An Object-lesson.

A brother writing very recently from a certain place where he is laboring in the Lord, after mentioning various cases of marked blessing and consequent additions to the Lord's people, closes his letter thus :"These tokens of blessing are solely in connection with the faithful labors and testimony of the saints here."

Is not that an illustration of the passage of Scripture which is inscribed on our front page as the motto of our little periodical ? The Lord Jesus, ascended on high in triumph, the Deliverer of His people, gives various special gifts to such as He chooses, that they may labor " for the perfecting of the saints unto the work of the ministry, unto the edifying of the body of Christ." That is, that those special gifts may be so used as to prepare and furnish the people of God for every kind of service needful in the body of Christ for its growth and welfare, that it may fulfil its mission as God's witness on earth.

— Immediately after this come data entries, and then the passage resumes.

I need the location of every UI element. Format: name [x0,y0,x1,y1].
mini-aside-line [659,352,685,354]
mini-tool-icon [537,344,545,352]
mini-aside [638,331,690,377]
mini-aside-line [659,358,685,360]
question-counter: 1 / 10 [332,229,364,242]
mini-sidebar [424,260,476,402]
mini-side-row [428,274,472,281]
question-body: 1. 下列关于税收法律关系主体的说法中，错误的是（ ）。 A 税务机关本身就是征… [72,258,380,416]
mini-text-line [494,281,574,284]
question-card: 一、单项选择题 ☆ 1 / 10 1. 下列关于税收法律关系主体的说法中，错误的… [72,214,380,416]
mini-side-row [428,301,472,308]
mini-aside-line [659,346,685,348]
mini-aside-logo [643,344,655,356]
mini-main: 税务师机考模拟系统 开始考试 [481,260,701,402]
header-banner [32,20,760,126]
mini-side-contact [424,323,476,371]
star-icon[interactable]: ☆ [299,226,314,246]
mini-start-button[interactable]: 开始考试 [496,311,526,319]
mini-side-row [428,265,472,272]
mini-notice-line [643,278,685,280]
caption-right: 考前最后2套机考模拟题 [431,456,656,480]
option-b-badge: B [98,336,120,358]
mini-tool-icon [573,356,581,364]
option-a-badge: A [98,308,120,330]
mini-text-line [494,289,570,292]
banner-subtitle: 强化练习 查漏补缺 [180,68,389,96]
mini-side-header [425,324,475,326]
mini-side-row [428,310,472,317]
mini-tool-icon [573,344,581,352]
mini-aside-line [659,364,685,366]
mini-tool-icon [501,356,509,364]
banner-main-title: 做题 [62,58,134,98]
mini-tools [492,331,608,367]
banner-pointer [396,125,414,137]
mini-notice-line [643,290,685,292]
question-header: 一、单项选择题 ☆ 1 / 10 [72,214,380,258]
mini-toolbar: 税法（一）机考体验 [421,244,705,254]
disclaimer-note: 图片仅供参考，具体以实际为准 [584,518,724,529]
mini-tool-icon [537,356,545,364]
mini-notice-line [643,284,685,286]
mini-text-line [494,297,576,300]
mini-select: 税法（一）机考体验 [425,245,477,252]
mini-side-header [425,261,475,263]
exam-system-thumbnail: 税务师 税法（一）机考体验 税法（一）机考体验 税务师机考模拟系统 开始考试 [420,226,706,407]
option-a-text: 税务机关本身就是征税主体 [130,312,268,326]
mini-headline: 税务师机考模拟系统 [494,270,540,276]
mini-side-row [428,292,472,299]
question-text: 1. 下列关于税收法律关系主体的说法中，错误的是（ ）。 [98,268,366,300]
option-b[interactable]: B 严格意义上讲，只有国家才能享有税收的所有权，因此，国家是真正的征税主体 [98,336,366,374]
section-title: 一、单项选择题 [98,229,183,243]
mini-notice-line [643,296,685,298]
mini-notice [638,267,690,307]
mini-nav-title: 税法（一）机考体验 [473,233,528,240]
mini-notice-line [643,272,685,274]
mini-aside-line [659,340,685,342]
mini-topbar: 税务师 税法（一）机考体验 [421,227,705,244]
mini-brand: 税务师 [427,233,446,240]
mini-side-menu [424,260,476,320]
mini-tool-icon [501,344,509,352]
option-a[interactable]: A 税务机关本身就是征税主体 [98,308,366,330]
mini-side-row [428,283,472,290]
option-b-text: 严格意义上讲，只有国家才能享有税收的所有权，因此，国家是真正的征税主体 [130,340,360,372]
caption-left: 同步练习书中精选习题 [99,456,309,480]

How cheering to see thus assemblies of Christ so profited by the labors of Christ's servants as to become instruments of divine blessing all around them ! Such assemblies will not fail to thankfully receive the help of every one whom they recognize as sent by the Lord to serve them; nor will they make a clergy of them . by giving up their own responsibilities to them. Moreover, if there is one kind of sin which weakens the assemblies of Christ more than another, it is that spirit of emulation which leads the special "gifts " to make their labors appear successful. This is a strong temptation, to which every one in the Lord's work is exposed, which ruins those who yield to it, and against which the only effectual remedy is to sincerely and prayerfully seek, not the praise of men, but the praise which is from God. If the soul be honestly bent upon that alone, the blessing He may vouchsafe to give to our labor will not inflate us, for we know it is "not I, but the grace of God which was with me."Nor will drought dismay us, though it may humble us, for our work is in a land "not as the land of Egypt,…where thou sowedst thy seed, and wateredst it with thy foot, as a garden of herbs :but …a land of hills and valleys, which drinketh water of the rain of heaven " (Deut. 11:10, 11).The men of Egypt have the means in their own hands to produce revivals, but the men of Canaan are wholly dependent on Heaven. If God withholds, what can we do but humble ourselves and cry to Him! May He find us honestly and constantly in that holy attitude.